Source: U.S. Energy Information Administration. 1 Bcf = 1,000,000 MMBt.

 

LNG infrastructure in the EU

With the challenge of diversification overcome, there was a new challenge: increasing total LNG import capacity was fundamental but access to LNG infrastructure in the EU was not uniform. 

EU launched many projects to further develop the LNG infrastructure. Most of the new regasification projects consisted of chartering Floating Storage and Regasification Units (FSRUs) and by building pipelines to transport regasified natural gas to connecting pipelines onshore. Other regasification projects consisted of expanding capacity at the existing onshore terminals and implementing upgrades to increase existing terminals’ throughput.

In 2022, approximately 2.0 Bcf/d of the new and expanded LNG regasification capacity has been added in the Netherlands, Poland, Finland, Italy, and Germany, and in 2023 an additional 3.5 Bcf/d of new capacity is expected by the end of the year.

Title: LNG infrastructure in the EU, 1S 2022.

 

The new EemsEnergy terminal in the Netherlands (0.8 Bcf/d capacity) consists of two FSRU vessels and received its first import cargo in September 2022.

A new FSRU terminal at Wilhelmshaven Port in Germany (0.7 Bcf/d capacity) has been completed in November 2022, as well as three other new FSRU terminals, which will cumulatively add 1.4 Bcf/d of regasification capacity at Lubmin, Brunsbuttel, and Wilhelmshaven and are already online.

Finland and Estonia jointly developed an FSRU terminal in the Finnish port of Inkoo, which adds 0.5 Bcf/d capacity and went online in December 2022.

Italy developed an FSRU terminal near the port of Piombino, which adds 0.5 Bcf/d of capacity and went online in March 2023.

Poland will expand capacity at the existing LNG regasification terminal at Świnoujście by 0.2 Bcf/d to reach a total capacity of 0.8 Bcf/d by December 2023.

France will add 0.4 Bcf/d of regasification capacity using an FSRU vessel called Cape Anne at Le Havre port, which is expected to come online in fall 2023.

Greece will bring online an FSRU vessel at Alexandroupolis port by the end of 2023, with 0.5 Bcf/d of regasification capacity.

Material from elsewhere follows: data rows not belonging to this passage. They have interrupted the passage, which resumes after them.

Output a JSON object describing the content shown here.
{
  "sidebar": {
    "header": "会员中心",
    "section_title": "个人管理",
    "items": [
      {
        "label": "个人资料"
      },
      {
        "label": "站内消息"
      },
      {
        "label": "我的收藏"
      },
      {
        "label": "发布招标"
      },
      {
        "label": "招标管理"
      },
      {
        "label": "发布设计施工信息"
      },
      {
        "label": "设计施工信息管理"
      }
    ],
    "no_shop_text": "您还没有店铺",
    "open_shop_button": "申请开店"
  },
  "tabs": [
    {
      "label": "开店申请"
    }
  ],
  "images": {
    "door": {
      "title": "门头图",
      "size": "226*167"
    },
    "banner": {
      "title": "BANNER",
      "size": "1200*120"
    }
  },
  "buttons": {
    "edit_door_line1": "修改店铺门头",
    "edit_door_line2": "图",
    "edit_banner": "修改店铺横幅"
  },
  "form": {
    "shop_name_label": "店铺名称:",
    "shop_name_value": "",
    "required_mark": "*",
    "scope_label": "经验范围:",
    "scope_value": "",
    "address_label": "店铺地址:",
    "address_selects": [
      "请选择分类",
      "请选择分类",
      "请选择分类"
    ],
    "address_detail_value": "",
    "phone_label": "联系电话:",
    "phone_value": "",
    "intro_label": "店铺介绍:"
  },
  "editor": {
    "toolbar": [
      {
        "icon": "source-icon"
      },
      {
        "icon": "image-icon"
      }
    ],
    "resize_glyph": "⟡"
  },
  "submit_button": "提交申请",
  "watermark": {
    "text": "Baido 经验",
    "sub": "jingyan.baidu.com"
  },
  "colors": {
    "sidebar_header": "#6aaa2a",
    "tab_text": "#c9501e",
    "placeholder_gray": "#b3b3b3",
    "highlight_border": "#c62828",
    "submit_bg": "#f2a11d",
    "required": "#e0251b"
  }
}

Overall, according to the Energy Information Administration (EIA), the EU and the UK are expected to increase their combined LNG import capacity by 34%, or by 6.8 Bcf/d, by 2024 compared to 2021.

Asia, the main threat

With record LNG imports last year, gas and LNG prices averaged a record $40/mmbtu, and many companies were forced to rethink their needs.

 

Title: LNG (Spot and JCC-Indexed, TTF and HH Prices). Source: Reuters. Note: 1 MMBTU = 0.293071 MW.

 

Much of Europe’s LNG imports were helped by lackluster demand in Asia, where China experienced an unusual drop in gas consumption amid slowing economic growth, while most of South and Southeast Asia simply could not afford the skyrocketing LNG spot prices, being forced to switch to alternative fuels and reduce their production to try to limit their exposure to the spot market.

So, last year Europe won the competition with Asia.

But today the situation is very different. Gas prices in Europe and LNG prices worldwide are now trading below $15/mmbtu. If this trend continues, European and Asian companies will have a strong incentive to switch back to gas instead of other fuels.

And we cannot forget that China is one of the biggest economies, responsible for almost one-fifth of global oil consumption and overtook Japan in 2021 as the world’s largest importer of LNG.

If the Chinese economy recovers quickly, it could put commodity and gas prices under intense upward pressure and keep inflation high in Europe. This would reignite competition, which could divert tankers, as it is already happening inside Europe, throw Europe’s plans into turmoil and trigger another global energy crisis.

So, the question for 2023 and beyond, that we all hope to see answered is, what plan does Europe have to continue to outperform Asia in LNG supply once Asian demand starts to recover, without compromising industry demand and its carbon neutrality commitments?

In the meantime, let’s hope that “May the weather be with us”.